Nyhafen in Kopenhagen

Angekommen in Dänemarks Hauptstadt Kopenhagen kämpfen wir mit einem neuen Parkautomaten-System. Hier muss sich der Parkwillige mit dem KFZ-Kennzeichen am Automaten registrieren und die Parkgebühr mit Kreditkarte bezahlen. Wir erhalten nicht einmal ein Parkticket, das wir hinter die Windschutzscheibe legen können. Aber das macht nichts – funktioniert eh alles online.

Wir haben im Reiseführer über die Freistadt Christiania gelesen. Auf einem ehemaligen Kasernengelände wurde 1971 vom Journalisten Jacob Ludvigsen und einigen Mitstreitern die Freistadt Christiania gegründet. Das Ziel war das Erschaffen einer selbst-regierenden Gesellschaft, in der alle und jeder für sich für das Wohlergehen der gesamten Gemeinschaft verantwortlich ist. Der Geist von Christiania entwickelte sich schnell in Richtung Hippiebewegung und Hausbesetzertum, im Kontrast zu der vorherigen militärischen Nutzung des Geländes.

Wir betreten das Gelände von Christiania am späten Vormittag voller Erwartung, einen Einblick in eine alternative Lebensform zu erhaschen.
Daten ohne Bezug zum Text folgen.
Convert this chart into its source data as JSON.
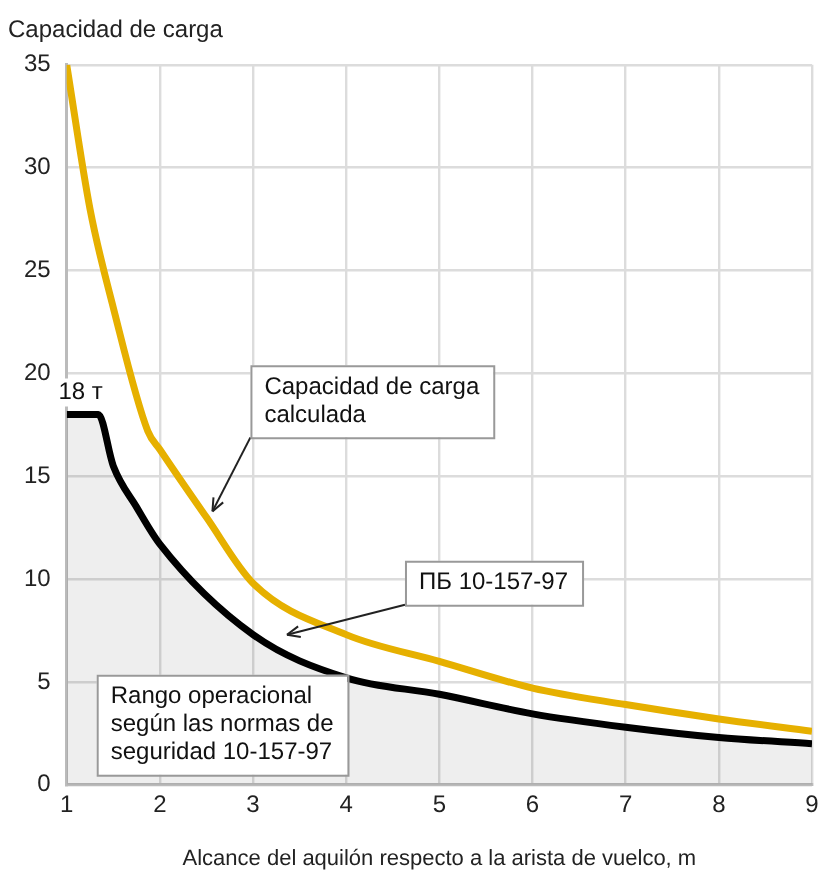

Wir werden am Eingang, den wir gewählt haben, mit einer bei den Bewohnern von Christiania umstrittenen Tatsache konfrontiert, dass in der Pusher Street ganz offen weiche Drogen verkauft werden. Und dementsprechend ist auch die Klientel, die Besucher, die am Vormittag hier schon fleißig am Konsumieren sind. Das stand nicht im Reiseführer! Was sagen wir zu den Kindern? Wir erklären kindgerecht, was sie hier sehen und gehen durch den schön bemalten Freistadteingang wieder hinaus. Dazwischen hatten wir auch einige schöne Einblicke – einen Tischler und Bildhauer mit seinen Werken. Ein Bewohner, der an der Herstellung eines Stuhls arbeitet. Einen wunderschön bemalten Kindergarten. Und eine Bewohnerin von Christiania, die Souvenirs verkauft, und die auf unsere Frage, ob es in Europa noch mehr Freistädte in dieser Art gibt, antwortet: „No, there is only one Christiania in the world!!“ Und legt ihre Hand auf´s Herz.

Diese Eindrücke müssen wir erst einmal sacken lassen und verarbeiten. Da es mittlerweile schon sehr heiß für eine Stadtbesichtigung zu Fuß geworden ist, wählen wir eben die Stadtbesichtigung per Boot. Unsere „Reiseleiterin“, die, wie sich später herausstellt im Winter als Schilehrerin in Tirol arbeitet, zeigt uns im Minutentakt die wichtigsten Sehenswürdigkeiten von Kopenhagen. Mit ihren tollen Ausführungen auf Dänisch, Englisch und Deutsch zum malerischen Nyhafen, der königlichen Bibliothek, der Müllverbrennungsanlage mit Schipiste, der Königlichen Oper von dessen Vordach einmal im Jahr die mutigsten Dänen ins Meer springen, die alte Fähre nach Malmö, die jetzt als Restaurantschiff dient – der Reiz dieser Stadt und die Kreativität der Dänen nimmt uns immer mehr gefangen. „Amsterdam in Groß“ schießt uns ein paar Mal durch den Kopf.

Die Bootsfahrt war zwar eine gute Abkühlung, aber ein Sprung ins Meer von einem Badesteg mitten in der Stadt – das ist die perfekte Abkühlung. Schlauerweise haben wir immer die notwendigsten Badesachen eingepackt.

Das beschauliche Landleben und die pulsierende Hauptstadt stehen zwar in einem krassen Gegensatz, aber wir finden, beides macht den Charme von Dänemark aus. Wir verlassen Kopenhagen nur ungern und eines ist sicher – wir kommen wieder!